“The wind blows where it wishes, and you hear its sound, but you do not know where it comes from or where it goes. So it is with everyone who is born of the Spirit.” (Jn. 3:8)
First, I want to say a few words about the straightforward lesson in this verse. Then, I will provide a little more information about the use of metaphors such as the use of wind in this verse. Finally, I will briefly discuss being “born of the Spirit.”
When we are in a situation where there is variation in terrain or obstructions like trees it is very difficult to tell where a breeze is coming from or going. We hear the sound of the wind and see the leaves on the trees flutter or the trees sway in the wind but we cannot readily tell where the wind is coming from or going. The Lord Jesus is making the point that similarly, it is difficult, actually impossible, for us to know how the Spirit brings a person to be “born again.” Now, there is a great deal more we can learn from this passage. So, let’s pursue this subject further.
Metaphors are frequently used in Scripture. Often the metaphor is a simple word or phrase. Water, grain, trees, travelers, farm laborers (husbandmen) come immediately to mind. Such metaphors are given from a “phenomenological” perspective, that is from the perspective of human experience. In fact, once you start to recognize metaphors you have to be careful not to make the mistake of assuming something is a metaphor when it actually represents a real event or thing. The wind against Peter in Matthew 14:30 was very real in spite of the spiritual lesson we can draw from it. In addition, simply because a thing (like a door in Jn. 10:7) is a metaphor it does not mean it isn’t important. A metaphor always stands for something very real and very important.

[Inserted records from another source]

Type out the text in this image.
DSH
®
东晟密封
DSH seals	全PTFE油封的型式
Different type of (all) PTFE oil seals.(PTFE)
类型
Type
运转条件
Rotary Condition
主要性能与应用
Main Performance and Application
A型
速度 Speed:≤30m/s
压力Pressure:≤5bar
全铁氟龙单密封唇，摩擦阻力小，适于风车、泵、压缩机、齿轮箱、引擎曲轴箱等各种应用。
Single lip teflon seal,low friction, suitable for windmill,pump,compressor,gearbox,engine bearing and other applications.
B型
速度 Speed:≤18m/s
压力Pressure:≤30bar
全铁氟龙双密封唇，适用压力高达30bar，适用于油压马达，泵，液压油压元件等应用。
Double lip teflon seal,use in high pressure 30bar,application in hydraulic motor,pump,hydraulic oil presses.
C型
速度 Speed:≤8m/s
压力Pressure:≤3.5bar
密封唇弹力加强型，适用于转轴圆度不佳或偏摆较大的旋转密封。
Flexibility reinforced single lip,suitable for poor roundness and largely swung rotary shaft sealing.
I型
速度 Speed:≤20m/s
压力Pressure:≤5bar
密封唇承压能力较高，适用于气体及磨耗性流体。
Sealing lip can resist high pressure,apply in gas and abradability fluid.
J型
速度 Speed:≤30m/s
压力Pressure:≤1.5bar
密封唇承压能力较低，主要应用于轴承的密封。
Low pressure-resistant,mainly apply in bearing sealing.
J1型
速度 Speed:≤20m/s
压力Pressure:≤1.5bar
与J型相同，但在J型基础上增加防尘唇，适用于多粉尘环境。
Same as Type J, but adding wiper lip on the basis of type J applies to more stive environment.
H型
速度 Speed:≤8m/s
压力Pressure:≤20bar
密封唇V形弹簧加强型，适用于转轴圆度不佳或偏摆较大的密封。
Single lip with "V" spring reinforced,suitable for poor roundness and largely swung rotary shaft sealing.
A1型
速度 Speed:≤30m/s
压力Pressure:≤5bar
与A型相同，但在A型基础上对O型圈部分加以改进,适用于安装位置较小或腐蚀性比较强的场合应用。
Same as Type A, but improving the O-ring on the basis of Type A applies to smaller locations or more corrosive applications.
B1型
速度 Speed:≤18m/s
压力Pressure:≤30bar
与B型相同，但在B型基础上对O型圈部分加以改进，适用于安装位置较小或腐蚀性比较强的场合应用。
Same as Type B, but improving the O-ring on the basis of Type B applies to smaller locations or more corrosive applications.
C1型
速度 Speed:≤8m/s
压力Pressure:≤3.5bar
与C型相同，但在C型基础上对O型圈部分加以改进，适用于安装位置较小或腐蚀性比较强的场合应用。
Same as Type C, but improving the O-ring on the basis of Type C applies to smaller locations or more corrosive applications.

In chapter three of John’s gospel, there are actually several metaphors. The one in the verse we are considering is especially interesting. Wind in particular has a number of characteristics worth thinking about. We know that at high altitudes the wind is very regular. In the northern hemisphere, it circulates toward the east. This is why flying eastward, like from San Francisco to New York, takes less time than going westward. In general, the farther the wind is from the surface of the earth the more regular its flow is. This provides a spiritual lesson for us. The less the world influences us the more we can be guided by the influence, or “wind”, of the Spirit. In addition, the eastward flow suggests the influence of the Spirit is toward the “Sun (or, Son) rising” (Mal. 4:2; Jn. 15:26).
In the verse we are looking at, the work of the Spirit in connection with one being born again is described as inscrutable like the blowing wind. Various translations render the phrase “born again” as “born from above” (NASB) or “born anew” (DBY). Each of these renderings emphasizes an aspect of this action by God. John 1:11-13 gives a well-known description:
He came to his own, and his own people did not receive him. But to all who did receive him, who believed in his name, he gave the right to become children of God, who were born, not of blood nor of the will of the flesh nor of the will of man, but of God.John 1:11–13.
This passage explicitly excludes all human effort or intervention in this work which is totally of God.
“New birth” is a very appropriate metaphor for the work of God in making us His children. By natural birth we come into the realm of the living, those who live on earth. Similarly, by new birth we come into the realm of those who have a knowledge of and vital relationship to the living God. Again, the Lord, though John, describes this as eternal life: “And this is eternal life, that they know you, the only true God, and Jesus Christ whom you have sent” (Jn. 17:3).
Our part in this process is to “believe on his name” as the verses in John chapter one affirm. We learn of this through the Word. So, the apostle James tells us “Therefore put away all filthiness and rampant wickedness and receive with meekness the implanted word, which is able to save your souls.” (Jas. 1:21) Titus brings the effect of receiving the Word and work of the Spirit together when he says, “he saved us, not because of works done by us in righteousness, but according to his own mercy, by the washing of regeneration and renewal of the Holy Spirit” (Tit. 3:5).
This is truly a work of God and is beyond what we can understand. So, the figure of the wind blowing when we “do not know where it comes from or where it goes” is a perfect picture of God’s mysterious work in changing us from being “children of wrath” (Eph. 2:3) into “children of God” (Jn. 1:12).